Harness does not work properly

Question

Harness does not work properly

RobinJing opened this issue 7 months ago · comments

RobinJing commented 7 months ago

Describe the bug
Wanna use Harness but does not work.
How to reproduce
Steps to reproduce the error:

Using Conda:

conda create with python 3.11
conda activate& git clone harnesss
pip install -e .

2.Using Docker b11:
pip install -e . successfully
python run_multi_llb.py --model ipex-llm --pretrained /model/DeepSeek-R1-Distill-Qwen-32B --precision sym_int4 --device xpu:0,1,2,3 --tasks mmlu --batch 1 --no_cache
pip install datasets==2.21.0
python run_multi_llb.py --model ipex-llm --pretrained /model/DeepSeek-R1-Distill-Qwen-32B --precision sym_int4 --device xpu:0,1,2,3 --tasks mmlu --batch 1 --no_cache
pip install accelerate==0.26.0 & python run_multi_llb.py again

-pip install trl==0.11.0 & python run_multi_llb.py again

RobinJing · Answer 1 · Mon Mar 31 2025 13:23:49 GMT+0800 (China Standard Time)

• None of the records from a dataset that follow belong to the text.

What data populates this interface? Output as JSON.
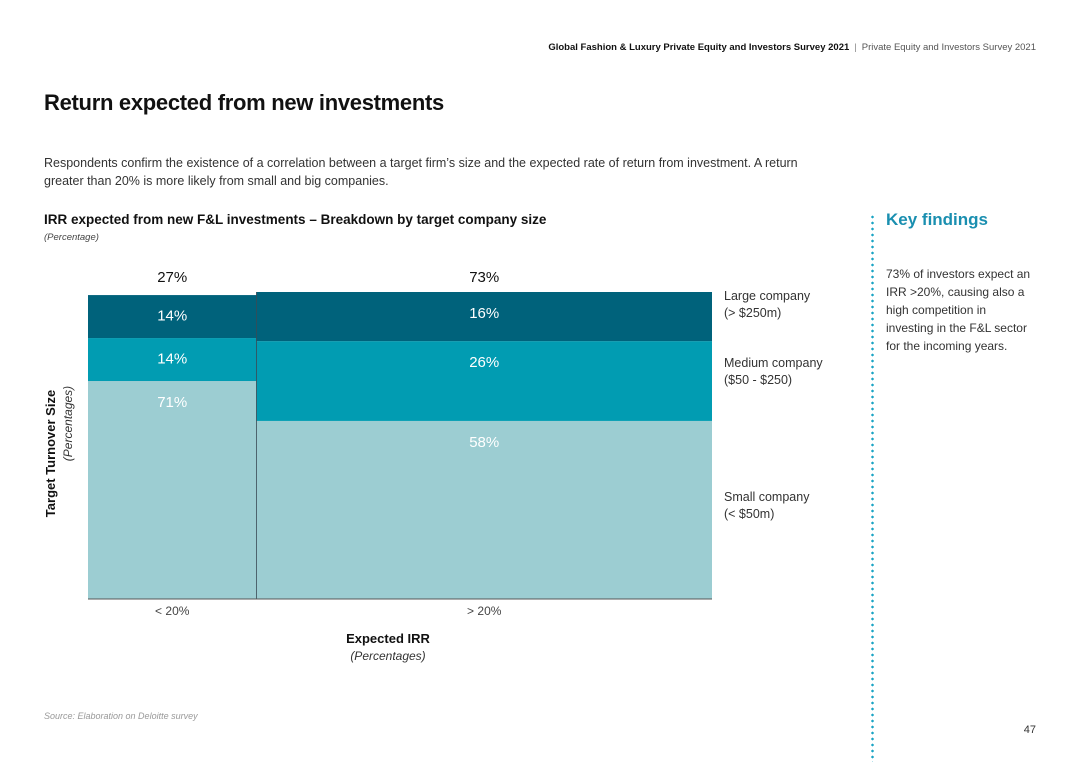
{
  "header": {
    "report_title": "Global Fashion & Luxury Private Equity and Investors Survey 2021",
    "separator": "|",
    "section": "Private Equity and Investors Survey 2021"
  },
  "page": {
    "title": "Return expected from new investments",
    "intro": "Respondents confirm the existence of a correlation between a target firm’s size and the expected rate of return from investment. A return greater than 20% is more likely from small and big companies.",
    "source": "Source: Elaboration on Deloitte survey",
    "page_number": "47"
  },
  "key_findings": {
    "title": "Key findings",
    "text": "73% of investors expect an IRR >20%, causing also a high competition in investing in the F&L sector for the incoming years."
  },
  "chart_data": {
    "type": "bar",
    "subtype": "marimekko",
    "title": "IRR expected from new F&L investments – Breakdown by target company size",
    "subtitle": "(Percentage)",
    "xlabel": "Expected IRR",
    "xlabel_sub": "(Percentages)",
    "ylabel": "Target Turnover Size",
    "ylabel_sub": "(Percentages)",
    "categories": [
      "< 20%",
      "> 20%"
    ],
    "category_shares": [
      27,
      73
    ],
    "category_share_labels": [
      "27%",
      "73%"
    ],
    "ylim": [
      0,
      100
    ],
    "series": [
      {
        "name": "Small company",
        "name_line2": "(< $50m)",
        "values": [
          71,
          58
        ],
        "labels": [
          "71%",
          "58%"
        ],
        "color": "#9ccdd2"
      },
      {
        "name": "Medium company",
        "name_line2": "($50 - $250)",
        "values": [
          14,
          26
        ],
        "labels": [
          "14%",
          "26%"
        ],
        "color": "#019cb2"
      },
      {
        "name": "Large company",
        "name_line2": "(> $250m)",
        "values": [
          14,
          16
        ],
        "labels": [
          "14%",
          "16%"
        ],
        "color": "#00627b"
      }
    ],
    "legend_position": "right",
    "grid": false
  }
}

For the conda environment, I have setup the environment and the deployment is ready to go, after this , I can start the script with:
python run_multi_llb.py --model ipex-llm --pretrained /model/DeepSeek-R1-Distill-Qwen-32B --precision sym_int4 --device xpu:0,1,2,3 --tasks hellaswag --batch 1 --no_cache
but the program stops suddenly without any meaningful output:

Wang, Jian4 · Answer 2 · Mon Mar 31 2025 14:12:48 GMT+0800 (China Standard Time)

Maybe you can try to run it again using latest b16 image, and we don't need to install conda again in docker container, you can use pip install directly to test.

RobinJing · Answer 3 · Mon Mar 31 2025 14:37:47 GMT+0800 (China Standard Time)

Hi,
I use b16 image docker to perform the test, simply I start the backend server from vllm, and use harness 'local-completions' as the frontend, when I run the winogrande task, it works fine; however if I run mmlu task, the vllm server crashes:

Kai Huang · Answer 4 · Mon Mar 31 2025 15:02:27 GMT+0800 (China Standard Time)

If you want to run multi-card for one single large model, refer to this guide: https://github.com/intel/ipex-llm/tree/main/python/llm/dev/benchmark/ceval#multi-gpu-environment

run_multi_llb.py is supposed to run multiple tasks across multi cards and one model & task on a single card.

Wang, Jian4 · Answer 5 · Mon Mar 31 2025 15:21:43 GMT+0800 (China Standard Time)

Hi, I use b16 image docker to perform the test, simply I start the backend server from vllm, and use harness 'local-completions' as the frontend, when I run the winogrande task, it works fine; however if I run mmlu task, the vllm server crashes:

And this error looks like an OOM error, can you provide the entile steps on how to run vllm and how to reproduce this issue?

Kai Huang · Answer 6 · Mon Mar 31 2025 15:26:24 GMT+0800 (China Standard Time)

Synced offline, may check the memory usage of each card to confirm if the issue is OOM and paste your environment/steps as Jian suggested.